Diana Johnstone
The recent Report of the Organization for Security and Cooperation in Europe
(OSCE) on Kosovo is subtitled: "As Seen, as Told". The part of the
report covering the mayhem that went on during the NATO bombing, between March
24 and June 10, is "as told" — to be specific, "as told" by
ethnic Albanians refugees.
The second part deals with events in Kosovo since NATO occupied the province.
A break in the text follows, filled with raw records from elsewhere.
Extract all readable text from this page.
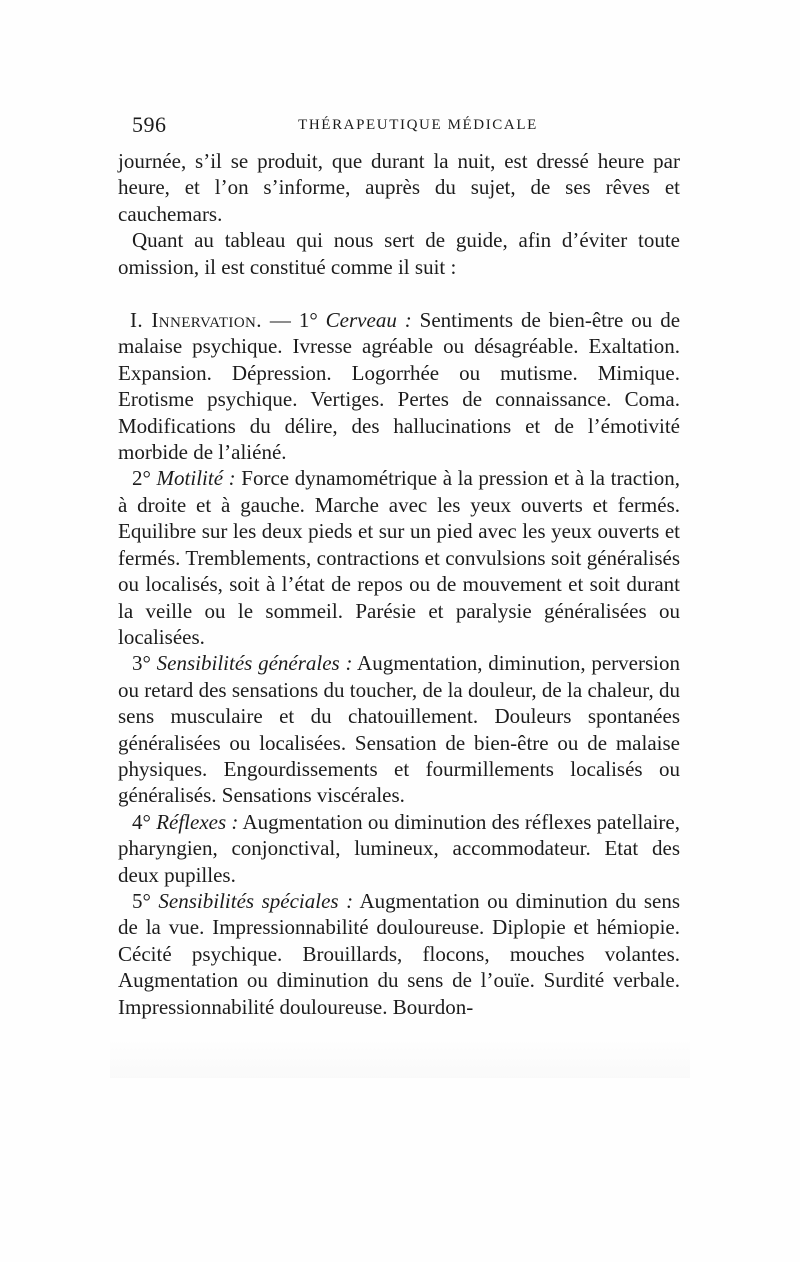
596	THÉRAPEUTIQUE MÉDICALE

journée, s’il se produit, que durant la nuit, est dressé heure par heure, et l’on s’informe, auprès du sujet, de ses rêves et cauchemars.

Quant au tableau qui nous sert de guide, afin d’éviter toute omission, il est constitué comme il suit :

I. Innervation. — 1° Cerveau : Sentiments de bien-être ou de malaise psychique. Ivresse agréable ou désagréable. Exaltation. Expansion. Dépression. Logorrhée ou mutisme. Mimique. Erotisme psychique. Vertiges. Pertes de connaissance. Coma. Modifications du délire, des hallucinations et de l’émotivité morbide de l’aliéné.

2° Motilité : Force dynamométrique à la pression et à la traction, à droite et à gauche. Marche avec les yeux ouverts et fermés. Equilibre sur les deux pieds et sur un pied avec les yeux ouverts et fermés. Tremblements, contractions et convulsions soit généralisés ou localisés, soit à l’état de repos ou de mouvement et soit durant la veille ou le sommeil. Parésie et paralysie généralisées ou localisées.

3° Sensibilités générales : Augmentation, diminution, perversion ou retard des sensations du toucher, de la douleur, de la chaleur, du sens musculaire et du chatouillement. Douleurs spontanées généralisées ou localisées. Sensation de bien-être ou de malaise physiques. Engourdissements et fourmillements localisés ou généralisés. Sensations viscérales.

4° Réflexes : Augmentation ou diminution des réflexes patellaire, pharyngien, conjonctival, lumineux, accommodateur. Etat des deux pupilles.

5° Sensibilités spéciales : Augmentation ou diminution du sens de la vue. Impressionnabilité douloureuse. Diplopie et hémiopie. Cécité psychique. Brouillards, flocons, mouches volantes. Augmentation ou diminution du sens de l’ouïe. Surdité verbale. Impressionnabilité douloureuse. Bourdon-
This part is not simply "as told" but "as seen" by the many
Western observers who flooded back into Kosovo with the occupation armies of
KFOR.
The difference between things "told" and things "seen" is
highly significant.
As the OSCE report confirms, the violence in Kosovo escalated dramatically
when the NATO air strikes began on March 24. Information about the 78-day period
of NATO bombing comes essentially from 2,764 interviews with refugees in Albania
and Macedonia. These "victim and witness statements" were made
according to "refugee interview forms" prepared precisely with the aim
of collecting evidence _against Serbian leaders_ for the International Criminal
Tribunal for the former Yugoslavia (ICTY). In short, the aim of the interviews
was not to get a full understanding of a complex situation, or to gather
evidence on all the crimes that may have been committed by all sides during a
period when air raids and civil war broke down law and order, but solely to
gather statements that could be used against Belgrade.
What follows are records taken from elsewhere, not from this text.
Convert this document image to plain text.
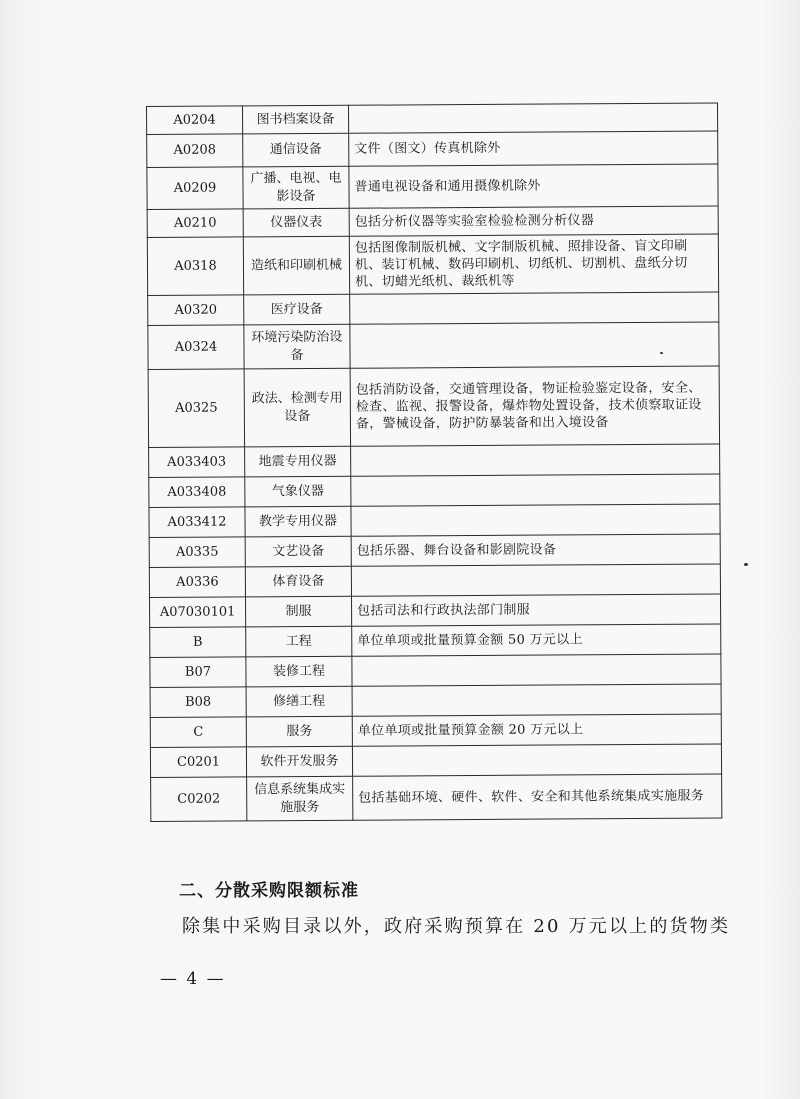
A0204	图书档案设备	
A0208	通信设备	文件（图文）传真机除外
A0209	广播、电视、电影设备	普通电视设备和通用摄像机除外
A0210	仪器仪表	包括分析仪器等实验室检验检测分析仪器
A0318	造纸和印刷机械	包括图像制版机械、文字制版机械、照排设备、盲文印刷机、装订机械、数码印刷机、切纸机、切割机、盘纸分切机、切蜡光纸机、裁纸机等
A0320	医疗设备	
A0324	环境污染防治设备	
A0325	政法、检测专用设备	包括消防设备，交通管理设备，物证检验鉴定设备，安全、检查、监视、报警设备，爆炸物处置设备，技术侦察取证设备，警械设备，防护防暴装备和出入境设备
A033403	地震专用仪器	
A033408	气象仪器	
A033412	教学专用仪器	
A0335	文艺设备	包括乐器、舞台设备和影剧院设备
A0336	体育设备	
A07030101	制服	包括司法和行政执法部门制服
B	工程	单位单项或批量预算金额 50 万元以上
B07	装修工程	
B08	修缮工程	
C	服务	单位单项或批量预算金额 20 万元以上
C0201	软件开发服务	
C0202	信息系统集成实施服务	包括基础环境、硬件、软件、安全和其他系统集成实施服务
二、分散采购限额标准
除集中采购目录以外，政府采购预算在 20 万元以上的货物类
— 4 —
As was to be expected, the ethnic Albanian refugees told their Western
interviewers what they wanted to hear.
Several of the most harrowing tales told by ethnic Albanians about their Serb
adversaries have turned out to be totally false: notably the reports of
thousands of bodies thrown into the Trepca mines, among others. It is reasonable
to suspect that other stories were also untrue.
Raimonda, the young Albanian woman who claimed to be killing Serbs to avenge
the ghastly murder of her little sister, turned out to have made up the whole
story for the benefit of the Western TV journalist looking for real-life drama.
Later, her little sister was found to be alive, well and unharmed. The girl’s
relatives shrugged this off: "If her little lie helped the Albanian cause,
that’s just fine", her father reportedly commented. It is unlikely that
this attitude is unique or even rare.
There were many reasons for ethnic Albanians to flee Kosovo during the air
strikes: fear of violent reprisals by infuriated Serbs who blamed them for the
NATO attack, expulsion by Serb security forces clearing the border area in
preparation for an expected invasion from Albania, fear of the air raids, fear
of the Kosovo Liberation Army, or even — and this is the reason given by
Cedomir Prlincevic, head of the Pristina Jewish community — orders from KLA
leaders to leave in order to advance the cause. All these reasons may have
contributed to the mass exodus.
However, the only explanation that Western interviewers wanted to hear was
also the only explanation that could improve a refugee’s standing with the ever
more powerful KLA: Serbian atrocities.
What really happened during the bombing remains uncertain. The powers in
control of the terrain — NATO and the KLA — are strongly motivated to support
the worst possible version of Serb behavior. Even so, no material evidence has
been found yet for mass killings.
On the other hand, the daily persecution of non-Albanians in Kosovo since the
NATO-led KFOR took over the province is beyond doubt. The OSCE report makes this
quite clear. The murders and ethnic cleansing of Serbs and Roma (gypsies) are
going on day after day right under the eyes of the Western military forces.
Kosovo is a place where the alienation and fear between two communities was
fed for years by lies, rumors and false accusations. Serbs genuinely feared
Albanians, and Albanians genuinely feared Serbs, often on the basis of wild
rumor. The first thing outside mediators should have done was to sponsor a
patient, serious and fair effort to establish the truth. On the contrary, by
endorsing every accusation against Serbs, and ignoring crimes against Serbs, the
United States and its NATO allies have given carte blanche to violence against
them. Ethnic Albanian children are growing up in the belief that nobody really
blames them for hunting down elderly "Skrinje" (the ethnic slur for
Serbs) and beating them to death.
And who is most to blame? War is the worst evil. By bringing war to Kosovo,
NATO brought out the worst in a certain number of Serbs, and the worst in a
certain number of Albanians. The people of Kosovo have been guinea pigs in a
macabre experiment: how do people react when they are bombed? How do they react
when they are told that the bombing is to detach part of their country? How do
they react when they are told the bombing is on their behalf? The screeching
noise, the terrifying explosions, the fires, the destruction are administered
from a safe distance. Then the observers go in and take notes.
Most people in Kosovo — including ethnic Albanians — were safer under
Serbian rule than they are now. Kosovo is more than ever a dangerous place, a
land of hatred.
But there is one little oasis of safety: Camp Bondsteel. The biggest overseas
United States base since Vietnam has been built in Kosovo. U.S. armed forces
personnel are secure in Kosovo. The citizens are not.